Minha tristeza é só minha, eu tomo posse, eu deixo as musas me guiarem com uma importância que eu mesma me dou na ingenuidade dos momentos. Sou sólida, mas desmancho no meio do nada. E sumo. No invisível. Nas trevas. E só existo quando fecho os olhos. Quando o dia nasce, quando acordar me dói tanto, quando parece que morro, que me expulsam com raiva de um ventre apertado. Que parto. Que dor partir. Que dor fazer o que não se sabe. Que dor aprender e saber que tudo um dia virará hábito. Que a dor é um hábito que se veste e com o qual se ora para que a hora passe mais rápida e a dor desapareça. Vestir é esconder um corpo e mostrar o que se é verdadeiramente – o luto do preto ou o amor do vermelho. Ou a aleatoriedade de se escolher qualquer cor e não estar nem aí para nada. A indiferença, o desprezo.

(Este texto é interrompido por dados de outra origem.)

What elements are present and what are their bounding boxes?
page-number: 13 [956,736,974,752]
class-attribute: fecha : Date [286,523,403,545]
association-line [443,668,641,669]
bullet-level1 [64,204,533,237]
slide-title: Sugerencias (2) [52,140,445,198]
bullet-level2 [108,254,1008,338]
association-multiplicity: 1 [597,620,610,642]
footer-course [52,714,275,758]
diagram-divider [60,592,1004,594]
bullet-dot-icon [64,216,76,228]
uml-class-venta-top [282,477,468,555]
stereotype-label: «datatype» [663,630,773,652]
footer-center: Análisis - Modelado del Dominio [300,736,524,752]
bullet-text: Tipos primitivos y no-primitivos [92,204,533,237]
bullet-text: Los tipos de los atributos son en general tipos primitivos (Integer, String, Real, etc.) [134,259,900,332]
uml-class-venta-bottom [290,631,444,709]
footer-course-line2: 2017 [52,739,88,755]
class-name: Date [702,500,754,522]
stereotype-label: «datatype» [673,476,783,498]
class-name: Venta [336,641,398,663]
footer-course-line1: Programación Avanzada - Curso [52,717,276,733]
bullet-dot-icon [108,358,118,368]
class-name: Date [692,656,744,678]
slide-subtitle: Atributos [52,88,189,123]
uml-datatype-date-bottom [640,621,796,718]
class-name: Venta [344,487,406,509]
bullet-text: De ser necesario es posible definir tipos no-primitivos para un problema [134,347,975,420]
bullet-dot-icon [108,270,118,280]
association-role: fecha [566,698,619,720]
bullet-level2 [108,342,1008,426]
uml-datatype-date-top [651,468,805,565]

O não querer mais nada além do que se quer: pensar sem correr riscos, sem tanto medo, perdendo pensamentos e o que mais tiver que se perder. Perder-se e não querer achar; não deixar nada por trás; ser transparente; nua. Com a pureza e a doçura de quem carrega flores e de quem morre com as mesmas flores que um dia carregou.